When was the last time your instinct answered something before your brain did? Maybe you tossed in the right pinch of spices to a recipe without looking. Maybe you instinctively knew how to spell something without looking it up. Or maybe you brought your groceries to the checkout, and your mind estimated within a few dollars how much your bill was going to be (actually…maybe we’re all under estimating a little bit these days).

Intuition can be a powerful thing. We might know people who seem to be naturally gifted to be more intuitive than others. That can be intimidating. And while to some degree intuition may be a gift, intuition is also both teachable and learnable. Can intuition be taught in a subject as laden with rules and memorization as math?

After all, how can math be intuitive? You can’t instinctively know that the diameter of a circle is equivalent to a ratio slightly greater than 3.14 without calculating it, and once you’ve calculated it, you won’t know next time without committing it to memory. It would be difficult for the first person to come up with the long division technique to simply know how to do it intuitively. It requires figuring. And following figuring, it requires memorization.

Let’s take a look at the definition of intuition. Merriam-Websters defines it as:

a. the power or faculty of attaining to direct knowledge or cognition without evident rational thought and inference

b. immediate apprehension or cognition

The first definition seems like it’s talking about knowledge pulled out of thin air. You may not be able to determine the intercepts of a parabola this way, but perhaps this type of intuition helped the great mathematicians of old bank on an intuitive belief that there *was *a mathematical order to the world.

But take a look at the second definition: “immediate apprehension or cognition.” This is the ability for a new truth to be easily plugged in to your existing framework of understanding. It’s the ability to pick up new knowledge quickly, because to some degree, it already fits with your expectations—even if you were previously unaware of them.

One way that we start to teach this is through problem solving strategies on basic questions that can be used for more advanced questions later. We rehearse visual modelling techniques so that when students approach a type of question they have never seen before, their brains already have the tools to start mentally mapping the scenario. Familiar techniques can also be used by instructors when explaining how to solve a question in a way that students don’t have to struggle to follow.

We also emphasize the use of *reason*, which is very closely related to intuition. We practice breaking down similar questions in several different ways rather than sticking exclusively to one “correct” approach. This trains students not only explore a problem from different angles, but to look for the most efficient way to solve a question based on the variable parameters of the question.

We encourage estimation when approaching a question, because making a reasonable guess sharpens a student’s eye for picking out unreasonable answers. If their mind is already calculating an approximate answer, this can act as a bit of a self-guide as they determine if they are on the right track with a question. They won’t need to wait until they get a final answer to check if they were correct; the better they are at estimating reasonableness, the more they can check in with their methods along the way.

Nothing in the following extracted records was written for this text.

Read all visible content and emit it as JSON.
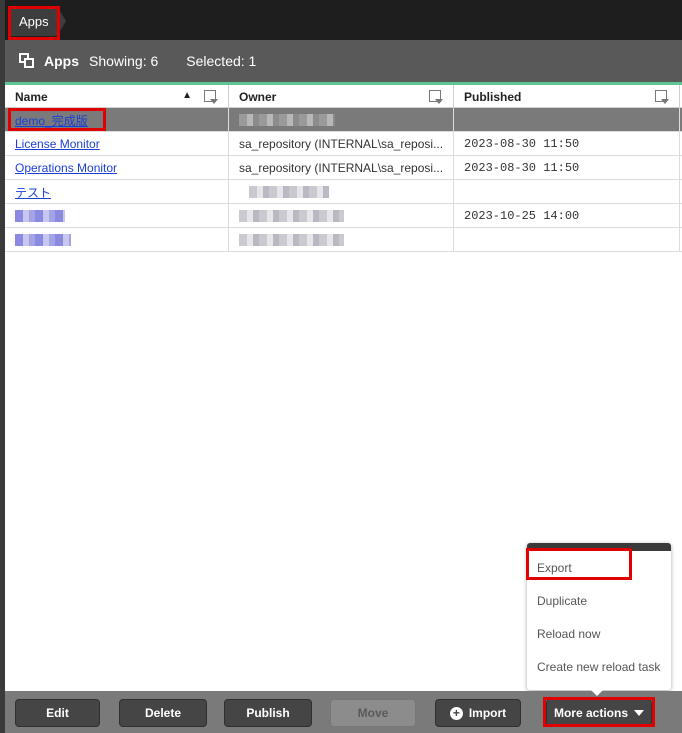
{
  "breadcrumb": {
    "label": "Apps"
  },
  "header": {
    "title": "Apps",
    "showing": "Showing: 6",
    "selected": "Selected: 1"
  },
  "table": {
    "columns": [
      {
        "label": "Name"
      },
      {
        "label": "Owner"
      },
      {
        "label": "Published"
      }
    ],
    "rows": [
      {
        "name": "demo_完成版",
        "owner": "",
        "published": ""
      },
      {
        "name": "License Monitor",
        "owner": "sa_repository (INTERNAL\\sa_reposi...",
        "published": "2023-08-30 11:50"
      },
      {
        "name": "Operations Monitor",
        "owner": "sa_repository (INTERNAL\\sa_reposi...",
        "published": "2023-08-30 11:50"
      },
      {
        "name": "テスト",
        "owner": "",
        "published": ""
      },
      {
        "name": "",
        "owner": "",
        "published": "2023-10-25 14:00"
      },
      {
        "name": "",
        "owner": "",
        "published": ""
      }
    ]
  },
  "menu": {
    "items": [
      {
        "label": "Export"
      },
      {
        "label": "Duplicate"
      },
      {
        "label": "Reload now"
      },
      {
        "label": "Create new reload task"
      }
    ]
  },
  "toolbar": {
    "edit": "Edit",
    "delete": "Delete",
    "publish": "Publish",
    "move": "Move",
    "import": "Import",
    "more_actions": "More actions"
  },
  "colors": {
    "accent": "#5fc595",
    "highlight": "#e00000",
    "link": "#1a3fd6"
  },
  "icons": {
    "header": "apps-icon",
    "sort": "sort-ascending-icon",
    "filter": "filter-icon",
    "import": "plus-circle-icon",
    "more": "caret-down-icon"
  }
}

Our strategies develop not just an understanding of a concept, but a three-dimensional understanding; rather than the memorization of problem solving techniques, we prioritize transferable application. All this can help build towards that first definition of intuition:

a. the power or faculty of attaining to direct knowledge or cognition without evident rational thought and inference

In mathematics, new knowledge is never created―only discovered. Math is numerical archaeology, digging deeper into the truths that are buried in the universe to discover the architecture of the way things *are*. New knowledge cannot be intuited out of thin air, but the most advanced mathematical minds can use this kind of intuition to *deduce* mathematical truths that were previously untaught.

While the powers of mathematical deduction may be a rare gifting of the mathematicians among us, we can steer our learners towards the same patterns of thinking that turn mathematics into more low-hanging fruit―ideas that aren’t too much of a leap from where they are currently standing. The more our students learn reasonableness, problem solving, and flexibility in their approaches, the stronger their framework of understanding becomes―the stronger their framework, the stronger their powers of cognition, intuition, and deduction.

And who knows―the more confident they become in their intuitions, the more that thinking might just spill over into other areas of their lives. They may even be looking over your shoulder one day and telling *you *how much spice to put in dinner.